Frapper préventivement, certes, mais qui ? On n'est jamais sûr de l'origine de l'attaque...
Le plus gros budget de l'agence de recherche militaire américaine, la DARPA, est alloué à l'équipe qui développe des technologies permettant de remonter à la source d'une attaque. Parce que l'attribution d'une attaque est un problème décisif dans le monde cyber : on n'est jamais sûr de qui nous attaque, c'est vrai. Mais il faut riposter, voire frapper préventivement. Et si on se trompe, on se fait un nouvel ennemi... La Maison-Blanche exige des informations fiables, provenant à la fois des experts cyber et des services de renseignements plus "classiques".
En France, un rapport gouvernemental a suggéré de ne plus acheter d'équipements chinois pour les infrastructures sensibles. Qu'en pensez-vous ?
Il y a beaucoup de spéculations sur la proximité de certaines entreprises avec leurs gouvernements. Les acheteurs sont de plus en plus intéressés par l'origine du vendeur de leurs matériels, cela devient de plus en plus important.
Les entreprises sont-elles conscientes des risques ?
Il faut détruire l'illusion de sécurité qui règne parfois dans le privé. Il y a deux sortes d'entreprise. Celles qui ont été hackées, et celles qui ont été hackées, mais ne le savent pas ou refusent de le reconnaître. En France, 80 % des infrastructures vitales sont détenues par le secteur privé, il est donc crucial que des partenariats public-privé soient mis en place. Mais qui va payer les factures ?
À l'échelle européenne, quel pays est à la pointe ?

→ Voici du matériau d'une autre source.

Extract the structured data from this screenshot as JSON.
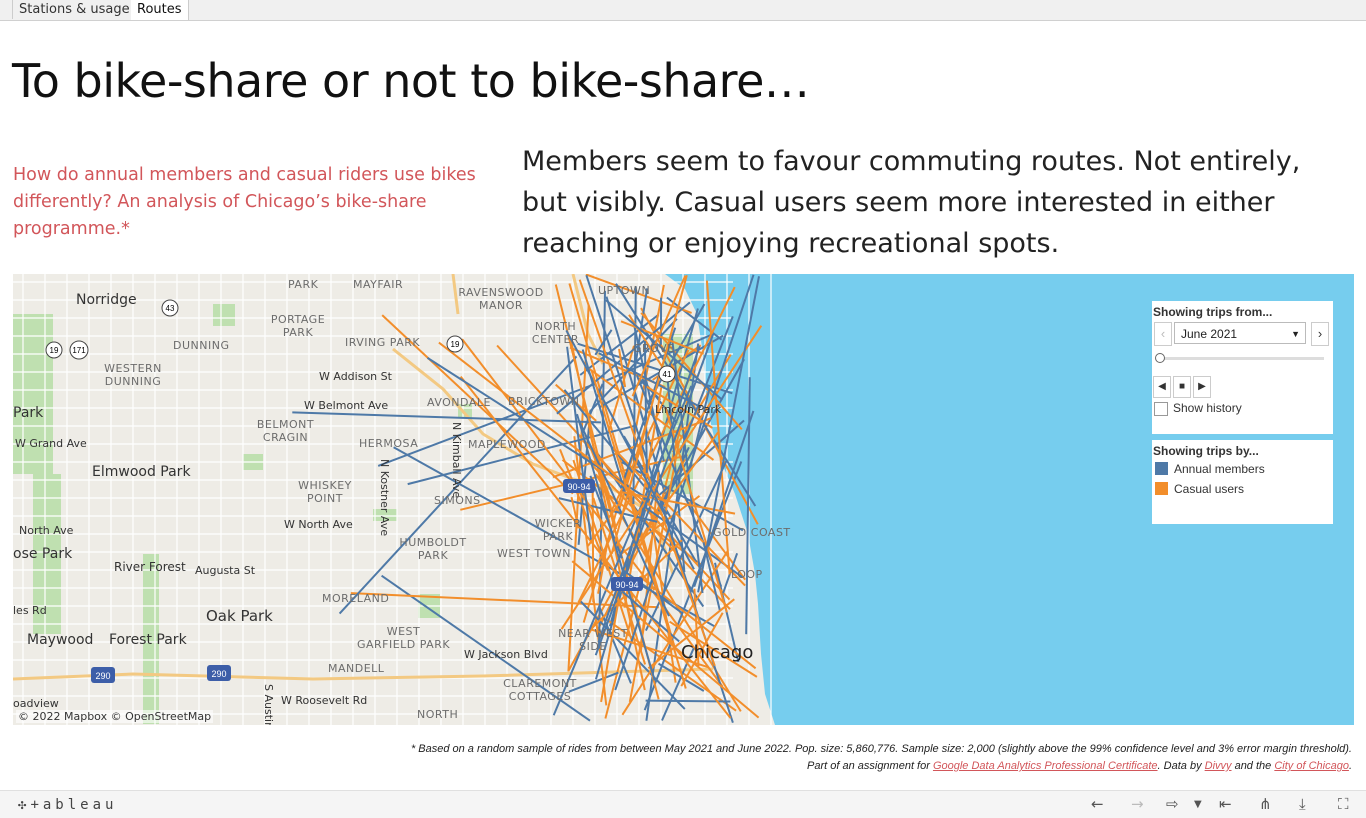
{
  "tabs": [
    {
      "label": "Stations & usage",
      "active": false
    },
    {
      "label": "Routes",
      "active": true
    }
  ],
  "title": "To bike-share or not to bike-share…",
  "subtitle": "How do annual members and casual riders use bikes differently? An analysis of Chicago’s bike-share programme.*",
  "insight": "Members seem to favour commuting routes. Not entirely, but visibly. Casual users seem more interested in either reaching or enjoying recreational spots.",
  "map": {
    "water_color": "#76cdee",
    "land_color": "#eeece6",
    "places": {
      "norridge": "Norridge",
      "mayfair": "MAYFAIR",
      "park_top": "PARK",
      "ravenswood": "RAVENSWOOD MANOR",
      "uptown": "UPTOWN",
      "portage": "PORTAGE PARK",
      "north_center": "NORTH CENTER",
      "dunning": "DUNNING",
      "irving": "IRVING PARK",
      "lincoln_sq": "OLN SQUARE",
      "grove": "GROVE",
      "western_dunning": "WESTERN DUNNING",
      "addison": "W Addison St",
      "belmont": "W Belmont Ave",
      "avondale": "AVONDALE",
      "bricktown": "BRICKTOWN",
      "lincoln_park": "Lincoln Park",
      "park_left": "Park",
      "belmont_cragin": "BELMONT CRAGIN",
      "grand": "W Grand Ave",
      "hermosa": "HERMOSA",
      "kimball": "N Kimball Ave",
      "maplewood": "MAPLEWOOD",
      "elmwood": "Elmwood Park",
      "whiskey": "WHISKEY POINT",
      "kostner": "N Kostner Ave",
      "simons": "SIMONS",
      "north_ave": "North Ave",
      "w_north_ave": "W North Ave",
      "wicker": "WICKER PARK",
      "gold_coast": "GOLD COAST",
      "rose_park": "ose Park",
      "humboldt": "HUMBOLDT PARK",
      "west_town": "WEST TOWN",
      "river_forest": "River Forest",
      "augusta": "Augusta St",
      "loop": "LOOP",
      "moreland": "MORELAND",
      "les_rd": "les Rd",
      "oak_park": "Oak Park",
      "maywood": "Maywood",
      "forest_park": "Forest Park",
      "west_garfield": "WEST GARFIELD PARK",
      "near_west": "NEAR WEST SIDE",
      "mandell": "MANDELL",
      "jackson": "W Jackson Blvd",
      "chicago": "Chicago",
      "roadview": "oadview",
      "austin": "S Austin",
      "roosevelt": "W Roosevelt Rd",
      "claremont": "CLAREMONT COTTAGES",
      "north_lawndale": "NORTH"
    },
    "shields": {
      "i43": "43",
      "i19a": "19",
      "i171": "171",
      "i19b": "19",
      "i41": "41",
      "i9094a": "90-94",
      "i9094b": "90-94",
      "i290a": "290",
      "i290b": "290"
    },
    "attribution": "© 2022 Mapbox  © OpenStreetMap"
  },
  "filter_panel": {
    "title": "Showing trips from...",
    "selected_month": "June 2021",
    "prev_icon": "chevron-left-icon",
    "next_icon": "chevron-right-icon",
    "show_history_label": "Show history",
    "show_history_checked": false
  },
  "legend": {
    "title": "Showing trips by...",
    "items": [
      {
        "label": "Annual members",
        "color": "#4e79a7"
      },
      {
        "label": "Casual users",
        "color": "#f28e2b"
      }
    ]
  },
  "footnote": {
    "line1": "*  Based on a random sample of rides from between May 2021 and June 2022. Pop. size: 5,860,776. Sample size: 2,000 (slightly above the 99% confidence level and 3% error margin threshold).",
    "line2_prefix": "Part of an assignment for ",
    "link1": "Google Data Analytics Professional Certificate",
    "mid1": ". Data by ",
    "link2": "Divvy",
    "mid2": " and the ",
    "link3": "City of Chicago",
    "end": "."
  },
  "toolbar": {
    "logo": "+ableau"
  }
}
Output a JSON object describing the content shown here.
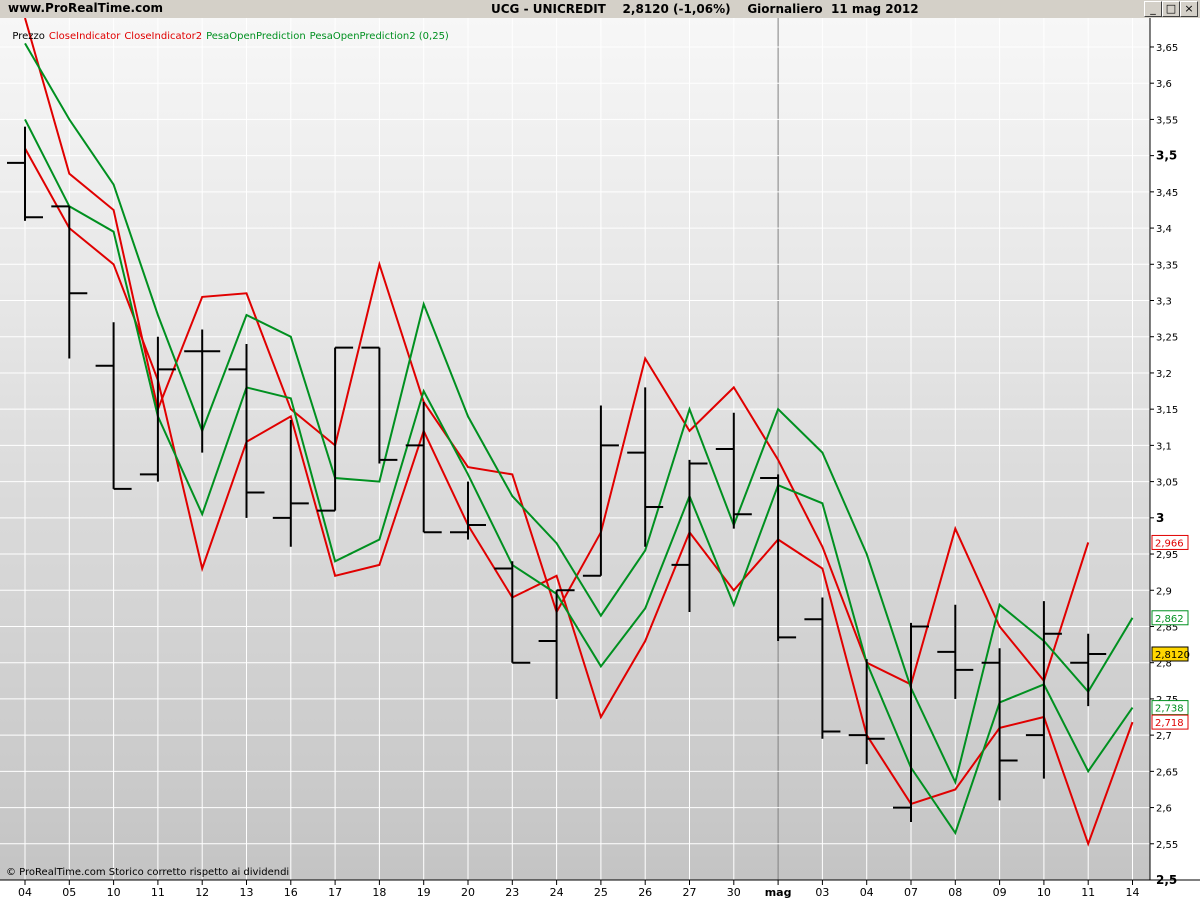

Il n'y a pas de pays leader en Europe à ce jour. Nous sommes un peu en retrait par rapport aux trois leaders mondiaux. Il devrait y avoir plus de coopération en Europe, pour compenser le manque de travail collectif au sein de l'Otan, et je pense que la France a une belle opportunité à saisir : elle pourrait devenir la locomotive européenne de la cybersécurité. En comparant les quinze stratégies de cybersécurité mises en place en Europe, on pourrait se contenter de changer le nom sur la couverture des rapports... La vraie différence se fait dans les mesures qui sont effectivement mises en place. Les Pays-Bas par exemple sont moins enclins à suivre leurs propres recommandations que la France.